In a statement, the California Department of Public Health said it had not received any verified reports of illnesses resulting from the consumption of a cannabis product attributed to mold or bacteria, although three complaints were filed anonymously and could not be verified.
The debate about testing is not just about laboratory procedures or permissible levels of pesticides. Everything comes with a cost, which companies say is forcing their budgets.
"The tests are currently expensive, slow and inconsistent," the producer association told the state in a recent letter.
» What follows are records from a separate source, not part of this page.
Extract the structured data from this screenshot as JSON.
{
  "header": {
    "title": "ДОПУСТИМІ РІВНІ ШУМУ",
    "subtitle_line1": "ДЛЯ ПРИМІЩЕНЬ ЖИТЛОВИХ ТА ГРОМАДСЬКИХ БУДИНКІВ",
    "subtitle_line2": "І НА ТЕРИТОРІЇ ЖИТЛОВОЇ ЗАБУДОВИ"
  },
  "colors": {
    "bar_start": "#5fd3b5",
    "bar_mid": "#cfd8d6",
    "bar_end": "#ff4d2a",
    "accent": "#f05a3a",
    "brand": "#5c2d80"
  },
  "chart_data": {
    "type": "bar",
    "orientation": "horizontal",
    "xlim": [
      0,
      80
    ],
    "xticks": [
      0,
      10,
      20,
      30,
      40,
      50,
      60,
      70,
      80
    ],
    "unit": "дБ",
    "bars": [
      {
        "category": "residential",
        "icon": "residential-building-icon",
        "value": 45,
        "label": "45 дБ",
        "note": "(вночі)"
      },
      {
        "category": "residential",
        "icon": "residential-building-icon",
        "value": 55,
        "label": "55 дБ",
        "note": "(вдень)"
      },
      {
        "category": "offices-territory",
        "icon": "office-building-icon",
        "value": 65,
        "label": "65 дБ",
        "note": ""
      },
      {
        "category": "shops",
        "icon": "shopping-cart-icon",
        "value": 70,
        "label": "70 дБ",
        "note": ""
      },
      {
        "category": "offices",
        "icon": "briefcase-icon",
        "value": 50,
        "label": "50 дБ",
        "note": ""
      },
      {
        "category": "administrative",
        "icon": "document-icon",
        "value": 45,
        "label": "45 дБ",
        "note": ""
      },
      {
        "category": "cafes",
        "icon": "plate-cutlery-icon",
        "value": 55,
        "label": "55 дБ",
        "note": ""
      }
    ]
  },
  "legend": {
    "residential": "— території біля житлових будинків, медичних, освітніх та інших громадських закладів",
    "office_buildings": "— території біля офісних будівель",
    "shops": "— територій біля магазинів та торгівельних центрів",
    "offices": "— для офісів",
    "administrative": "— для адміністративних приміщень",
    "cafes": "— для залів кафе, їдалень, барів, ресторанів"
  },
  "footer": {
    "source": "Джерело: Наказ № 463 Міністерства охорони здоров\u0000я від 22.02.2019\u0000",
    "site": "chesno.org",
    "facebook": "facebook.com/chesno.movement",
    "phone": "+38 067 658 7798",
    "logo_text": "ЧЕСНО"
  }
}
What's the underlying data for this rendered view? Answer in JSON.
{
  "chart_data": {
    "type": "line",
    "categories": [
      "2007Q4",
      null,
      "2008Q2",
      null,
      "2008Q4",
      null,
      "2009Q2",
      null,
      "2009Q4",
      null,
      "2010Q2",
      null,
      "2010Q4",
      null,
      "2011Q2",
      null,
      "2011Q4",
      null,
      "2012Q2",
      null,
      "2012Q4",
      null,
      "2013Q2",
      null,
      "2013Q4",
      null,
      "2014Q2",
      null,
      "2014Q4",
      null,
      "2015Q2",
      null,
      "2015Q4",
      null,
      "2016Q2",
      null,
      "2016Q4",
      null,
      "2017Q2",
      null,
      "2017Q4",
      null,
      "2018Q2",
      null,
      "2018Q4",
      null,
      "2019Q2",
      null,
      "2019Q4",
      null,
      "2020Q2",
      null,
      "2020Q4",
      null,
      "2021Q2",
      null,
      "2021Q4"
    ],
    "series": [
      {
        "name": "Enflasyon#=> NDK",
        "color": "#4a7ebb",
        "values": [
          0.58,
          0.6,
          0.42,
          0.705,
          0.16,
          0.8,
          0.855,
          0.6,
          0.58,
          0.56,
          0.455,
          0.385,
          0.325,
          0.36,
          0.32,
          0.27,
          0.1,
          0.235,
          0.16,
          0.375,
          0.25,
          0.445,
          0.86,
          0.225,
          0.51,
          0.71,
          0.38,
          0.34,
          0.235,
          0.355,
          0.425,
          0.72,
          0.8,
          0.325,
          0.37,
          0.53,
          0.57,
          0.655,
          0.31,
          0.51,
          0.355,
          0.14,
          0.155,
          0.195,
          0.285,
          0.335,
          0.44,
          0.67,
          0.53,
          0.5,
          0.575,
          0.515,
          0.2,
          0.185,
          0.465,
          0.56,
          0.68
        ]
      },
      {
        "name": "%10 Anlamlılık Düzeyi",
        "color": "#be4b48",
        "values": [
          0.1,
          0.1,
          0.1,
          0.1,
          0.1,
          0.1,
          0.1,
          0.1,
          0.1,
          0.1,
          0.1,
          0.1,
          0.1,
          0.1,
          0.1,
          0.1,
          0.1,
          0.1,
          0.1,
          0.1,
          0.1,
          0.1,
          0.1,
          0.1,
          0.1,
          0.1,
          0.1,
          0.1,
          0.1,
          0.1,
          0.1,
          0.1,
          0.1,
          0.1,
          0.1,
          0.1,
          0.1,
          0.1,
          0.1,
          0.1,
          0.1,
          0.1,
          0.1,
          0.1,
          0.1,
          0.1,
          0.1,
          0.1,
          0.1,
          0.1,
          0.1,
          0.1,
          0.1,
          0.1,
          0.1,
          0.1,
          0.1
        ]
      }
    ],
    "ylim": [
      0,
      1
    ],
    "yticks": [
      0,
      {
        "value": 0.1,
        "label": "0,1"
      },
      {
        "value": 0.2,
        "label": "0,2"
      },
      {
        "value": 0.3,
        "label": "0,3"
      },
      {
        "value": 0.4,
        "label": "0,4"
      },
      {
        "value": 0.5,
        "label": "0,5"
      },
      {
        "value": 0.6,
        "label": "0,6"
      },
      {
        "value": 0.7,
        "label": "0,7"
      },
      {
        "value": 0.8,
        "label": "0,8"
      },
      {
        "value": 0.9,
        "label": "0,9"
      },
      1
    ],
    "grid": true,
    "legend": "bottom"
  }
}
Experts believe that half of the cultivated pot is contaminated with potentially dangerous chemicals or bacteria
Testing for a small outdoor marijuana farm can usually cost $ 5,000 to $ 10,000 in California. There have been similar complaints in Colorado, where growers are grappling with new and required pesticide tests.
While California now has the largest legal market in the nation, there is still a huge black market. The head of the Los Angeles Police Department, Michel Moore, highlighted the risk of buying in the illegal market last week, warning consumers that the price of money saved "may be your life".
He said it is known that unlicensed stores tarnish his boat with Fentanyl and other narcotics. In an illegal store "you do not know what you are really buying," said Moore.
Starting in 2019, all marijuana products sold in California will also be tested for heavy metals and mold mycotoxins.